We’d decided that we were going for dinner at 8 pm. No reason, other than we were trying to be ‘fancy’, and avoid any kids, since we didn’t have our own along. But, we got hungry before hand, and needed munchies, so headed out. That’s when the giggles hit.
“Only we,” I said to Wolf, while walking into the store, “Would plan a fancy romantic getaway, and end up at ***-Mart! Not A Stepford Life, indeed!” Our snickering as we wandered through the store got us some weird looks, but since we were dressed normally, I’m confident we won’t end up on the People of ***-Mart site.
Then it was time to get ready for dinner.
The dress was still wonderful. The makeup, however…
What I thought I was accomplishing
Took me a few tries so that I looked…well, if not sexy, at least not like Mimi from Drew Carey. Or a refugee from a horror movie, or travelling side show.
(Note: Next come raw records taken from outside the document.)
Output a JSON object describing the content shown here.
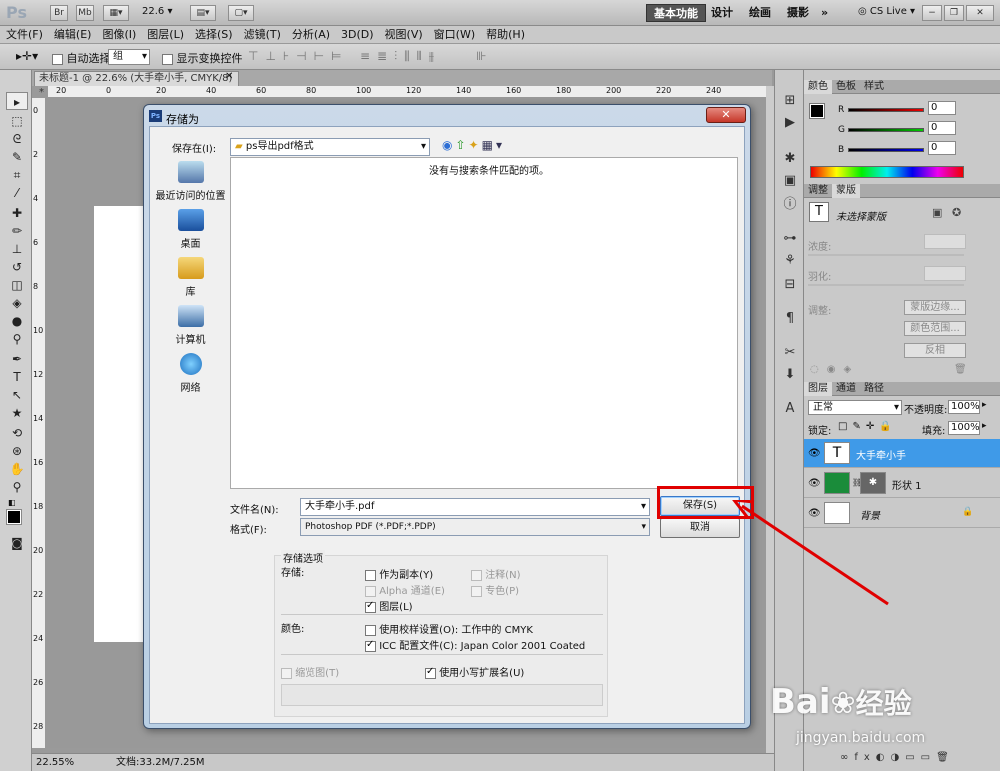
{
  "appbar": {
    "logo": "Ps",
    "br": "Br",
    "mb": "Mb",
    "zoom": "22.6",
    "workspaces": [
      "基本功能",
      "设计",
      "绘画",
      "摄影"
    ],
    "more": "»",
    "cslive": "CS Live"
  },
  "menu": [
    "文件(F)",
    "编辑(E)",
    "图像(I)",
    "图层(L)",
    "选择(S)",
    "滤镜(T)",
    "分析(A)",
    "3D(D)",
    "视图(V)",
    "窗口(W)",
    "帮助(H)"
  ],
  "options": {
    "auto_select": "自动选择:",
    "auto_select_value": "组",
    "show_transform": "显示变换控件"
  },
  "document": {
    "tab_title": "未标题-1 @ 22.6% (大手牵小手, CMYK/8) *",
    "ruler_h": [
      "20",
      "0",
      "20",
      "40",
      "60",
      "80",
      "100",
      "120",
      "140",
      "160",
      "180",
      "200",
      "220",
      "240"
    ],
    "ruler_v": [
      "0",
      "2",
      "4",
      "6",
      "8",
      "10",
      "12",
      "14",
      "16",
      "18",
      "20",
      "22",
      "24",
      "26",
      "28"
    ]
  },
  "status": {
    "zoom": "22.55%",
    "doc": "文档:33.2M/7.25M"
  },
  "color_panel": {
    "tabs": [
      "颜色",
      "色板",
      "样式"
    ],
    "r_label": "R",
    "g_label": "G",
    "b_label": "B",
    "r": "0",
    "g": "0",
    "b": "0"
  },
  "adjust_panel": {
    "tabs": [
      "调整",
      "蒙版"
    ],
    "no_mask": "未选择蒙版",
    "density": "浓度:",
    "feather": "羽化:",
    "refine": "调整:",
    "edge_btn": "蒙版边缘...",
    "range_btn": "颜色范围...",
    "invert_btn": "反相"
  },
  "layers_panel": {
    "tabs": [
      "图层",
      "通道",
      "路径"
    ],
    "blend": "正常",
    "opacity_label": "不透明度:",
    "opacity": "100%",
    "lock_label": "锁定:",
    "fill_label": "填充:",
    "fill": "100%",
    "layers": [
      {
        "name": "大手牵小手",
        "selected": true
      },
      {
        "name": "形状 1",
        "selected": false
      },
      {
        "name": "背景",
        "selected": false
      }
    ]
  },
  "dialog": {
    "title": "存储为",
    "save_in_label": "保存在(I):",
    "save_in_value": "ps导出pdf格式",
    "empty_msg": "没有与搜索条件匹配的项。",
    "places": [
      "最近访问的位置",
      "桌面",
      "库",
      "计算机",
      "网络"
    ],
    "filename_label": "文件名(N):",
    "filename": "大手牵小手.pdf",
    "format_label": "格式(F):",
    "format": "Photoshop PDF (*.PDF;*.PDP)",
    "save_btn": "保存(S)",
    "cancel_btn": "取消",
    "save_options_title": "存储选项",
    "store_label": "存储:",
    "as_copy": "作为副本(Y)",
    "annotations": "注释(N)",
    "alpha": "Alpha 通道(E)",
    "spot": "专色(P)",
    "layers": "图层(L)",
    "color_label": "颜色:",
    "use_proof": "使用校样设置(O):",
    "proof_value": "工作中的 CMYK",
    "icc": "ICC 配置文件(C):",
    "icc_value": "Japan Color 2001 Coated",
    "thumbnail": "缩览图(T)",
    "lowercase": "使用小写扩展名(U)"
  },
  "watermark": {
    "brand": "Bai",
    "brand2": "经验",
    "url": "jingyan.baidu.com"
  },
  "colors": {
    "selected_layer": "#3f9ae8",
    "annotation": "#e00000"
  }
}
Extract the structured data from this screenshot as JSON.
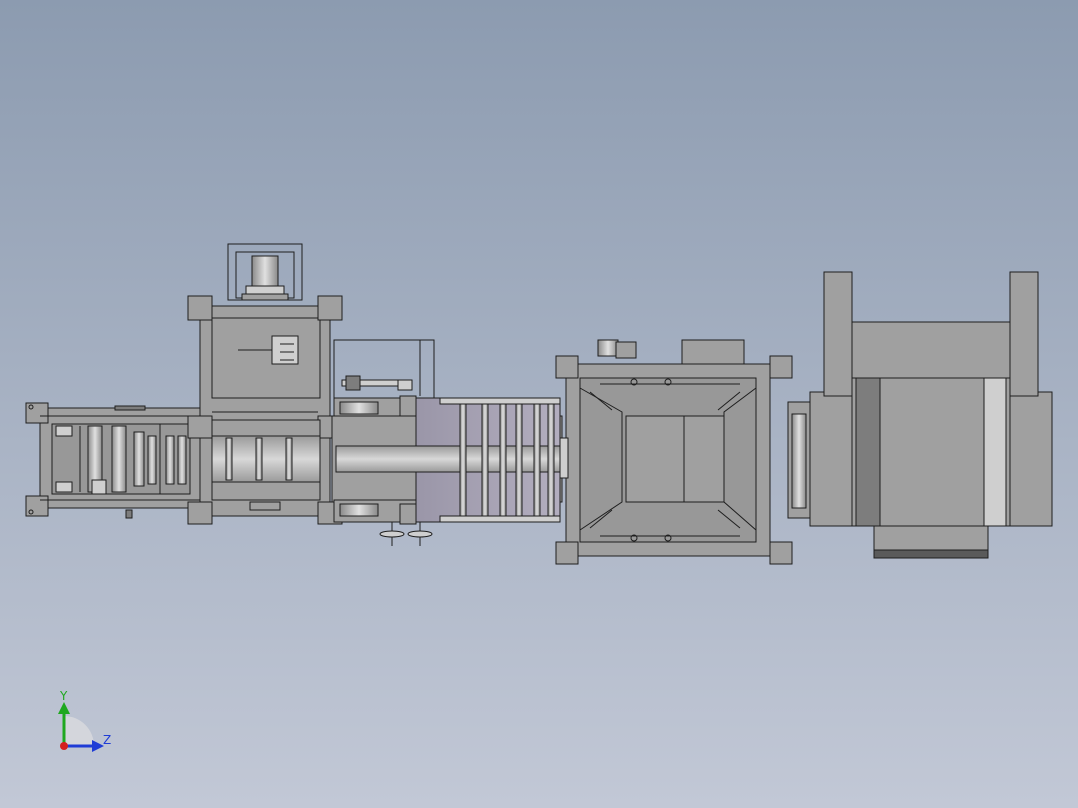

In the time it took to do my makeup, however, the sexy shoes were painful. Incredibly painful. Walking on hot knives sort of painful. My fantasy image of the LBD and kick butt shoes fell to more pratical issues, like wanting to walk without crying, and I put on my boots. Thankfully, I’d worn my dress boots, because if I’d worn my regular winter gear, I’d have been screwed. No WAY was I going to wear the LBD with heavy tread snow boots. Yes, I am that vain, tyvm.
Dinner? Well…when I called down for reservations, I was asked if it was a special occasion. I blurted out, “We’ve escaped our children overnight, so yeah!. Oh, and it’s also my husband’s birthday.” D’oh. What’s it say that I rank no kid night over Wolf’s birthday? Whoopsie.
And it wasn’t forgotten, since the waitress greeted us with, “Happy escaping the kids night! Oh, and happy birthday to you, Sir!”
I won’t get into the details of dinner, but suffice it to say that the restaurant manager ended up at our table, and comped a chunk of the meal.
We were walking around after dinner, when it happened. Remember those ‘stay ups’ I mentioned earlier? Yeah. They didn’t. Standing behind Wolf, I made quick work of stuffing them down into the tops of my boots. Awesome. My thigh highs became slouch socks. I instantly got over any lingering regrets over having had to ditch my shoes. There would’ve been no hiding it then, and how the heck do you hold on to the tops of your stockings, when wearing a LBD, and bolting for privacy in painful high-heeled shoes? I just can’t figure out a casual, unnoticeable way to do that. Anything I come up with has me hunched over like Igor in the throes of a diarrhea attack, doing a fast, painful shuffle for the nearest bathroom. Tres sexy, no?
Wolf and I have faced facts. We’re just not the fancy romantic getaway type. Next time, I’m thinking a log cabin somewhere. Fireplace, maybe a wood stove. Flannel shirts, wool socks.
That’s more our style.
Assuming that we don’t burn the cabin down while trying to light a fire.
Which is why Wolf is in charge of any and all fire making. Ever.